Toutes les villes importantes de l'ancienne Egypte avaient des hypogées plus ou moins beaux, du genre de ceux de Thèbes. La double chaîne Lybique et Arabique est criblée d'ouvertures qui donnent entrée dans des grottes sépulcrales, soit naturelles, soit artificielles. Il faudrait des années pour les explorer toutes. Généralement les grottes renferment des puits d'une profondeur énorme, où l'on déposait les morts. Ces puits ont été bouleversés par les chercheurs de curiosités, et les pièces où ils sont creusés sont maintenant pleines d'ossements et de crânes amoncelés sur des lits de poussière humaine.
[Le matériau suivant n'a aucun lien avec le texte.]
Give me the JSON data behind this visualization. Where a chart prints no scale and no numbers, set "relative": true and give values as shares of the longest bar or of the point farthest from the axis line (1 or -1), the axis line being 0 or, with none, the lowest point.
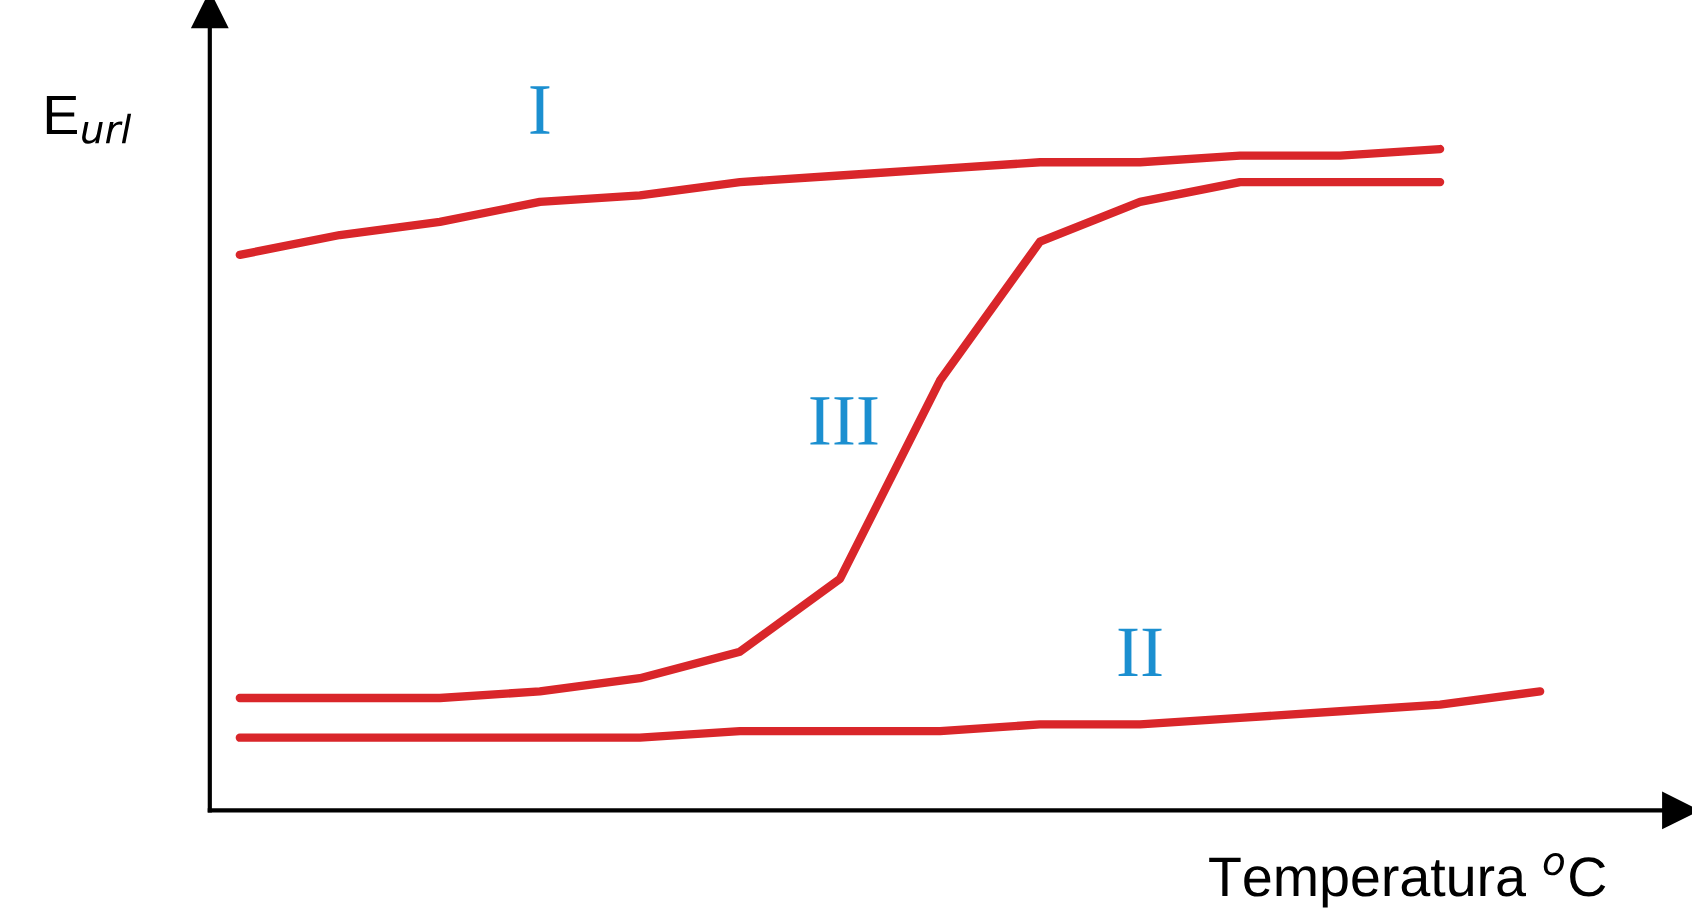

Parmi les cavernes de la montagne qui regardent l'emplacement de Memphis, il en est une située à la hauteur du village de Sakkarah, que l'on appelle le tombeau de Psamméticus. Royale ou non, il est impossible de ne la pas juger digne d'un roi. Là, ce ne sont plus des bas-reliefs, mais de grandes bandes perpendiculaires d'hieroglyphes, prenant depuis le haut juqu’en bas. Ces hiéroglyphes, sculptés les uns en creux, les autres en relief, sont d'une perfection de travail admirable, et coloriés avec une finesse exquise. Les voûtes brillent d'étoiles blanches, semées sur un fond bleu. L'ensemble est d'une rare élégance, sans manquer de gravité, et l'harmonie des tons satisferait le coloriste le mieux inspiré. La disposition des nombreuses chambres, prises successivement dans les entrailles de la montagne, ajoute encore à la magnificence de ce tombeau. Il y règne une variété et un goût accomplis. Les unes sont carrées, d'autres sont ornées d'une double rangée de colonnes, et leur plafond s'arrondit en cintre bien caractérisé; d'autres ont aux quatre angles des niches couvertes de hieroglyphes, qu'occupaient sans doute autrefois des statues aussi coloriées. Toutes ces pièces étaient fermées avec des portes; on retrouve encore la place des gonds et la rouille verte que le bronze a laissée dans les cavités où il se mouvait. La grotte de Psamméticus est un délicieux palais monolithe, et la civilisation moderne elle-même se glorifierait d'un pareil ouvrage. Quel peuple que celui dont les tombeaux, voués à une éternelle obscurité, renfermaient des richesses d'art d'une aussi rare beauté ! Pourquoi faut-il que ces merveilles soient condamnées à une prochaine destruction? Ce chef-d'œuvre, découvert il y a peu d'années, est livré comme les autres à la rage des voyageurs, qui veulent tous en emporter un fragment.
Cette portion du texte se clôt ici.